Тщательно взвешивая свои следующие слова, она глубоко вдохнула, смакуя аромат Страйдера — дым костра и корицы. Печально, ему не хватало Сабиновой порочности.

— Все, что смертные не понимают, они считают плохим, — сказала она. — В их мыслях добро всегда побеждает зло, потому все, что сильнее их — это зло. А зло, конечно же, отвратительно.

— Истина.

В голосе воина прозвучало настоящее понимание. Она предположила, что сейчас самый подходящий момент, чтобы развеять ее сомнения.

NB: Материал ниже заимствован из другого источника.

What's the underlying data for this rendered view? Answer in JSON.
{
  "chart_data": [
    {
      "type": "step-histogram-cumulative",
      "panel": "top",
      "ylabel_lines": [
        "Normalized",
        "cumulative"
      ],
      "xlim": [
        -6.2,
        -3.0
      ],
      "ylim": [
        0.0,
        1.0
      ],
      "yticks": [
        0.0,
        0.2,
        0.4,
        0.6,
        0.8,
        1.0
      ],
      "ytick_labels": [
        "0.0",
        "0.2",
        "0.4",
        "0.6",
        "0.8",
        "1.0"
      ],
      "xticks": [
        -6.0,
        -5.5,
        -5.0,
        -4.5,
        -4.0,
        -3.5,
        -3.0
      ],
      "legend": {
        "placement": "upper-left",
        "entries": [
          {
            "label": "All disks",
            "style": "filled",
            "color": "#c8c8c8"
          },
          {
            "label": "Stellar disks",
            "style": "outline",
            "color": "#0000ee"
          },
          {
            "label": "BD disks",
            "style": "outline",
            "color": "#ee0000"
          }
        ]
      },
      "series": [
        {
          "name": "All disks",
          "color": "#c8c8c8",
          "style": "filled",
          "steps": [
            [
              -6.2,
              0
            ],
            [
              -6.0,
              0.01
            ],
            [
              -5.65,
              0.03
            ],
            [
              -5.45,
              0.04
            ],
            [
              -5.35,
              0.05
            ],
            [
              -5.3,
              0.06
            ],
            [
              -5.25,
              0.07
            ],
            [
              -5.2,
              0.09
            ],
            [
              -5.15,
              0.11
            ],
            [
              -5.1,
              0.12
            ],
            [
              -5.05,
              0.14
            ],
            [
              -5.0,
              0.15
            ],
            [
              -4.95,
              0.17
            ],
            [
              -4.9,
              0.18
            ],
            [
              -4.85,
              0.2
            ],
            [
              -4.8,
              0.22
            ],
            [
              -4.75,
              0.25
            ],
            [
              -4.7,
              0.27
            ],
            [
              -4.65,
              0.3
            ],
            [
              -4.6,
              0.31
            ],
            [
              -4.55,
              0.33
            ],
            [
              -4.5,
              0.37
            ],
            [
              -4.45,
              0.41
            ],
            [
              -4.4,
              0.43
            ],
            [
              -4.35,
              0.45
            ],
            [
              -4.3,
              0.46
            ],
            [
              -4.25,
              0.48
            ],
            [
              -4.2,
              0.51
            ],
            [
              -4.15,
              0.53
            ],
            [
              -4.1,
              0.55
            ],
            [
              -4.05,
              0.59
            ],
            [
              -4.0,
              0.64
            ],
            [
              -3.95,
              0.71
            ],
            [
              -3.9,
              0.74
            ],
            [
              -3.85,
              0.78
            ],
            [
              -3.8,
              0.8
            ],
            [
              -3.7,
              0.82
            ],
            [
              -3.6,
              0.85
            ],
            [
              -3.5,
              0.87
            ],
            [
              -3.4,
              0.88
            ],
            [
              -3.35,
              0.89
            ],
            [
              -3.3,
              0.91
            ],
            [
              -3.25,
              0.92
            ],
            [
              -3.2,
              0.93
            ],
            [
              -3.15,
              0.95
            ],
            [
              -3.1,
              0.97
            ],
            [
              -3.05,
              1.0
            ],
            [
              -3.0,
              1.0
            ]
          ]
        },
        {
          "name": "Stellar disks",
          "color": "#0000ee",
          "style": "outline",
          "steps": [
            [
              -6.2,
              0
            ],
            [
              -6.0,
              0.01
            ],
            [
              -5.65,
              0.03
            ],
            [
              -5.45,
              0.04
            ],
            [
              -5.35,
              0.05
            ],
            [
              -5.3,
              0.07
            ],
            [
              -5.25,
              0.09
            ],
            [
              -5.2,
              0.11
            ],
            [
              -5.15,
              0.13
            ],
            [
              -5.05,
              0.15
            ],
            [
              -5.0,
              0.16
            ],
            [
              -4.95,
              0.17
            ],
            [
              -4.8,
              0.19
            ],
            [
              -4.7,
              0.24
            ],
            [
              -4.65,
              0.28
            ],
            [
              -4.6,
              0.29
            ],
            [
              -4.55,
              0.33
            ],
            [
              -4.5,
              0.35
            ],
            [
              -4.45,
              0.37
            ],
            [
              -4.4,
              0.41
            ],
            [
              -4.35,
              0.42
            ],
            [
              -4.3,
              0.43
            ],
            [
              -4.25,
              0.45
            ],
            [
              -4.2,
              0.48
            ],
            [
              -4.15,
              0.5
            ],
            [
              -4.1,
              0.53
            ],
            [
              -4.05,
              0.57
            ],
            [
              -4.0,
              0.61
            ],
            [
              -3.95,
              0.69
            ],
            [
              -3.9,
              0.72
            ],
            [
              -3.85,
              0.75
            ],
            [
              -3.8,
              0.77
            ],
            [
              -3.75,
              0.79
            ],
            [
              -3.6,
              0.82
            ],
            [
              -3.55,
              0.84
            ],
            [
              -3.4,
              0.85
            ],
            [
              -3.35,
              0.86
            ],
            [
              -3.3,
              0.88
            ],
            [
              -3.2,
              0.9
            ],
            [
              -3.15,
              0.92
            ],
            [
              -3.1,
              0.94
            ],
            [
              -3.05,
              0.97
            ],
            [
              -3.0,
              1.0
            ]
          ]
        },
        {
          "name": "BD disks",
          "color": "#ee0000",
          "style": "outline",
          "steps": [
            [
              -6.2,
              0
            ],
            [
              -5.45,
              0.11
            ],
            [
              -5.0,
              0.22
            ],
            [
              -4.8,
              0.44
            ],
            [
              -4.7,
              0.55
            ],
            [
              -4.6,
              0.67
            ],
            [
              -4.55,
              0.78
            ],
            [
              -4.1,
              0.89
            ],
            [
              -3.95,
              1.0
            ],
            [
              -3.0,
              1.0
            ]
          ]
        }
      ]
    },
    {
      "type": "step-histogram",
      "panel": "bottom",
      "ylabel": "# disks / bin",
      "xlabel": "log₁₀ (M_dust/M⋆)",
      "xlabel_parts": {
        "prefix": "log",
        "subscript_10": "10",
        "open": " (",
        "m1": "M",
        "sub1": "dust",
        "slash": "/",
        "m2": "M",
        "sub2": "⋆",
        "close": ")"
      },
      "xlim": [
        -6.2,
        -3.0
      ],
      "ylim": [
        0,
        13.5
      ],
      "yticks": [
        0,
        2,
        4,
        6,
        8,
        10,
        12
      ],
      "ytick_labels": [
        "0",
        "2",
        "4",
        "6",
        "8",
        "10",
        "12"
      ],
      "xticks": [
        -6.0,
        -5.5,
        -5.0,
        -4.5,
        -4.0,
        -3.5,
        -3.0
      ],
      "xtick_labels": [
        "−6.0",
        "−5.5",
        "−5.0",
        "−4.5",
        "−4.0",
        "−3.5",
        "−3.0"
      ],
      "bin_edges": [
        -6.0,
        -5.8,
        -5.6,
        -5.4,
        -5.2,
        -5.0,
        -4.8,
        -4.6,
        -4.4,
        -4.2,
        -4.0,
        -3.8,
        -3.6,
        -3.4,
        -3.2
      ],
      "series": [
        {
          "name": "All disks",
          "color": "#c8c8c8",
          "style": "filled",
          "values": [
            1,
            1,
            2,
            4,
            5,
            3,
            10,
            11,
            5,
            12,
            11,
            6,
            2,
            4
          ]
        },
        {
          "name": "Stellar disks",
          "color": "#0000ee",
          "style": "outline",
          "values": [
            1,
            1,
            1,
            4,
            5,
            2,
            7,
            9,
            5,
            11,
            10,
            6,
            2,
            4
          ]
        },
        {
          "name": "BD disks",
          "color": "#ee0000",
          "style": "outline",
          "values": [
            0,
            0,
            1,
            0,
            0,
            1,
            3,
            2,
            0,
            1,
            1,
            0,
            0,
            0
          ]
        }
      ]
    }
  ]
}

— Я знаю, что ты бессмертен, как и я, — начала она, — но не могу понять, кто ты на самом деле.

Он неловко поерзал, бросая взгляд на друзей, словно ища поддержки. Все, кто слушал их, быстро отвели глаза. Страйдер тяжело выпустил воздух из легких, неумышленно повторяя ее недавний вздох.

— Некогда мы были воинами богов.

Некогда, значит, уже нет.

— Но что…

— Сколько тебе лет? — перебивая, спросил он.

Гвен хотела, было, возразить против такой внезапной смены темы. Вместо этого, будучи трусихой, она взвесила все за и против признания правды, задав себе три вопроса, которым каждая Гарпия-мать учит своих дочерей.

Может ли эта информация быть использована против тебя?

Даст ли тебе преимущество то, что ты сохранишь это в секрете?

Будет ли ложь более уместна?

Вреда не будет и преимущества тоже.

— Двадцать семь.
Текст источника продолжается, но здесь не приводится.